Nothing the DA's office had done while Castille was running it mattered, the Castille-led court ruled, since Terry Williams hadn't told his lawyer at trial that the man he killed was his rapist.

Castille's refusal to recuse himself was so glaring that it prompted a bevy of former prosecutors and judges to file briefs supporting Williams, including Michael Wolff, who served as chief justice on the Missouri Supreme Court and is now dean of the St. Louis University School of Law.

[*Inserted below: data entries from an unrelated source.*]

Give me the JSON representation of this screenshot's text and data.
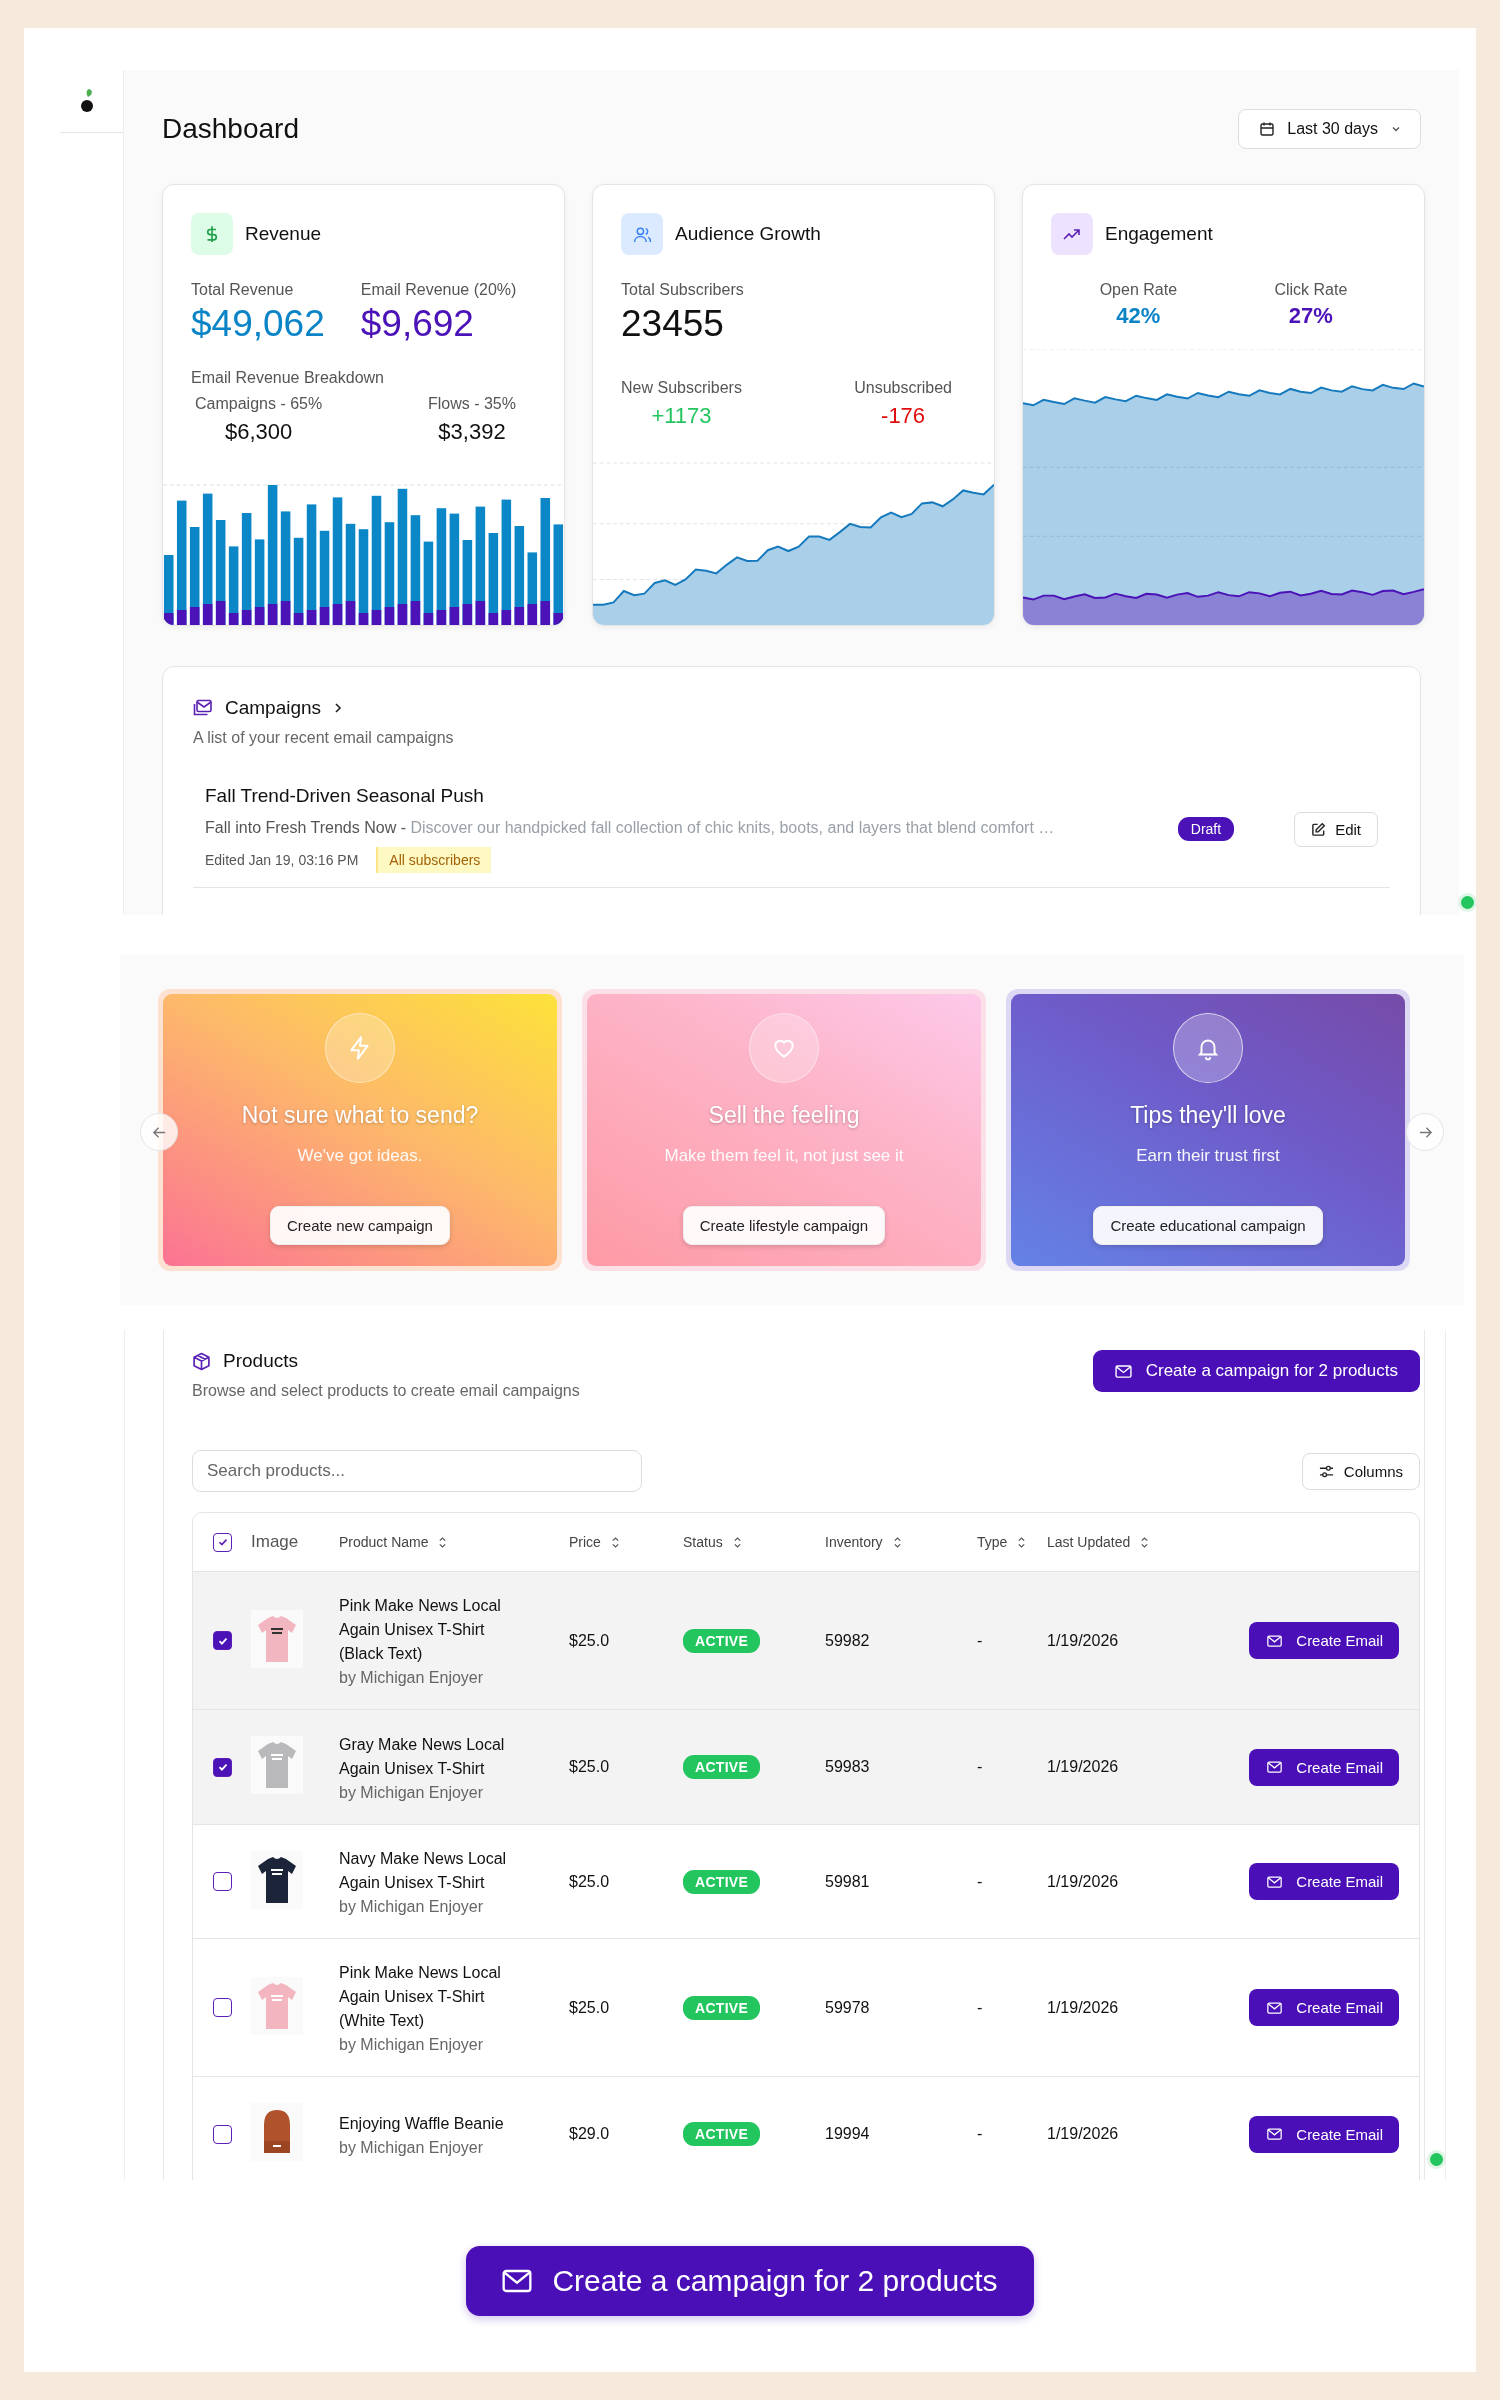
{
  "header": {
    "title": "Dashboard",
    "date_range": "Last 30 days"
  },
  "revenue": {
    "title": "Revenue",
    "total_label": "Total Revenue",
    "total": "$49,062",
    "email_label": "Email Revenue (20%)",
    "email": "$9,692",
    "breakdown_title": "Email Revenue Breakdown",
    "breakdown": [
      {
        "label": "Campaigns - 65%",
        "value": "$6,300"
      },
      {
        "label": "Flows - 35%",
        "value": "$3,392"
      }
    ]
  },
  "audience": {
    "title": "Audience Growth",
    "total_label": "Total Subscribers",
    "total": "23455",
    "stats": [
      {
        "label": "New Subscribers",
        "value": "+1173",
        "color": "#22c55e"
      },
      {
        "label": "Unsubscribed",
        "value": "-176",
        "color": "#e00d0d"
      }
    ]
  },
  "engagement": {
    "title": "Engagement",
    "rates": [
      {
        "label": "Open Rate",
        "value": "42%",
        "color": "#0a84c6"
      },
      {
        "label": "Click Rate",
        "value": "27%",
        "color": "#4b12b8"
      }
    ]
  },
  "campaigns": {
    "title": "Campaigns",
    "subtitle": "A list of your recent email campaigns",
    "items": [
      {
        "name": "Fall Trend-Driven Seasonal Push",
        "subject": "Fall into Fresh Trends Now -",
        "preview": "Discover our handpicked fall collection of chic knits, boots, and layers that blend comfort …",
        "edited": "Edited Jan 19, 03:16 PM",
        "audience": "All subscribers",
        "status": "Draft",
        "action": "Edit"
      }
    ]
  },
  "ideas": [
    {
      "kind": "bolt",
      "title": "Not sure what to send?",
      "subtitle": "We've got ideas.",
      "button": "Create new campaign"
    },
    {
      "kind": "heart",
      "title": "Sell the feeling",
      "subtitle": "Make them feel it, not just see it",
      "button": "Create lifestyle campaign"
    },
    {
      "kind": "bell",
      "title": "Tips they'll love",
      "subtitle": "Earn their trust first",
      "button": "Create educational campaign"
    }
  ],
  "products": {
    "title": "Products",
    "subtitle": "Browse and select products to create email campaigns",
    "cta": "Create a campaign for 2 products",
    "search": {
      "placeholder": "Search products..."
    },
    "columns_button": "Columns",
    "select_all_checked": true,
    "columns": [
      {
        "label": "Image",
        "sortable": false
      },
      {
        "label": "Product Name",
        "sortable": true
      },
      {
        "label": "Price",
        "sortable": true
      },
      {
        "label": "Status",
        "sortable": true
      },
      {
        "label": "Inventory",
        "sortable": true
      },
      {
        "label": "Type",
        "sortable": true
      },
      {
        "label": "Last Updated",
        "sortable": true
      }
    ],
    "rows": [
      {
        "selected": true,
        "name": "Pink Make News Local Again Unisex T-Shirt (Black Text)",
        "vendor": "by Michigan Enjoyer",
        "price": "$25.0",
        "status": "ACTIVE",
        "inventory": "59982",
        "type": "-",
        "updated": "1/19/2026",
        "action": "Create Email"
      },
      {
        "selected": true,
        "name": "Gray Make News Local Again Unisex T-Shirt",
        "vendor": "by Michigan Enjoyer",
        "price": "$25.0",
        "status": "ACTIVE",
        "inventory": "59983",
        "type": "-",
        "updated": "1/19/2026",
        "action": "Create Email"
      },
      {
        "selected": false,
        "name": "Navy Make News Local Again Unisex T-Shirt",
        "vendor": "by Michigan Enjoyer",
        "price": "$25.0",
        "status": "ACTIVE",
        "inventory": "59981",
        "type": "-",
        "updated": "1/19/2026",
        "action": "Create Email"
      },
      {
        "selected": false,
        "name": "Pink Make News Local Again Unisex T-Shirt (White Text)",
        "vendor": "by Michigan Enjoyer",
        "price": "$25.0",
        "status": "ACTIVE",
        "inventory": "59978",
        "type": "-",
        "updated": "1/19/2026",
        "action": "Create Email"
      },
      {
        "selected": false,
        "name": "Enjoying Waffle Beanie",
        "vendor": "by Michigan Enjoyer",
        "price": "$29.0",
        "status": "ACTIVE",
        "inventory": "19994",
        "type": "-",
        "updated": "1/19/2026",
        "action": "Create Email"
      }
    ]
  },
  "footer_cta": "Create a campaign for 2 products"
}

"In effect, [Castille] was protecting the reputation of the office that he ran," Wolff told me over the phone. "Certainly a person who had involvement in a case and expressed an opinion about the suitability of a death penalty for this particular person shouldn't end up as a judge on the case. This is really about fairness in the courts and the perception by the parties and the public that they're getting a fair shake. What is the perception? How would you feel if you were appearing in a court and the presiding judge, the chief justice, was somebody who had prosecuted you? That doesn't look right."

Despite the apparent conflict of interest, the death sentence was reinstated, and outgoing Republican Governor Tom Corbett set an execution date for March 4, 2015.

Pennsylvania Supreme Court Chief Justice Ron Castille stands outside the new Philadelphia Family Court building Thursday, October 16, 2014, in Philadelphia. (AP Photo/Matt Rourke)

On February 13, 2015, newly elected Governor Richard Wolf issued a moratorium on capital punishment, pending the findings of a state bilateral task force on the death penalty. For Terry Williams, the only death row inmate scheduled for imminent execution, Wolf's moratorium offered hope.

Once again, DA Seth Williams was furious about being denied the chance to execute Terry Williams, declaring, "The governor's action today was an injustice to the citizens of this state." The DA's office petitioned the State Supreme Court, which Castille has since retired from, to overturn the moratorium. In December, the court upheld it, leaving Terry Williams in a sort of limbo, spared an execution date but still on death row.

Which brings us to Monday's hearing, when the Supreme Court considers the life and death of Terry Williams. This isn't just a case about an individual whose whole life has been marred by relentless abuse and trauma. This isn't just the story of someone who was failed by the very people, institutions, and systems that were supposed to protect him. Nor is this a story about the death penalty, per se—even though death penalty supporters would be hard-pressed to argue that Williams didn't commit his crimes under mitigating circumstances.

It's not hyperbole to say that rule of law itself is at stake in this case, which is why Williams's supporters include not only the usual suspects like the American Civil Liberties Union, organizations that oppose capital punishment and advocate for the victims of sexual abuse, but also the judges and prosecutors. The actions of Castille, their brief argues, "undermined the legitimacy of the Pennsylvania Supreme Court, and indeed the judicial system as a whole."

Or as former Missouri Supreme Court Chief Justice Wolff put it, "What you do is that you lose the public's trust and confidence in the judiciary. And once you've done that, you've really hit one of the fundamental tenets of the rule of law. You've knocked over one of the pillars."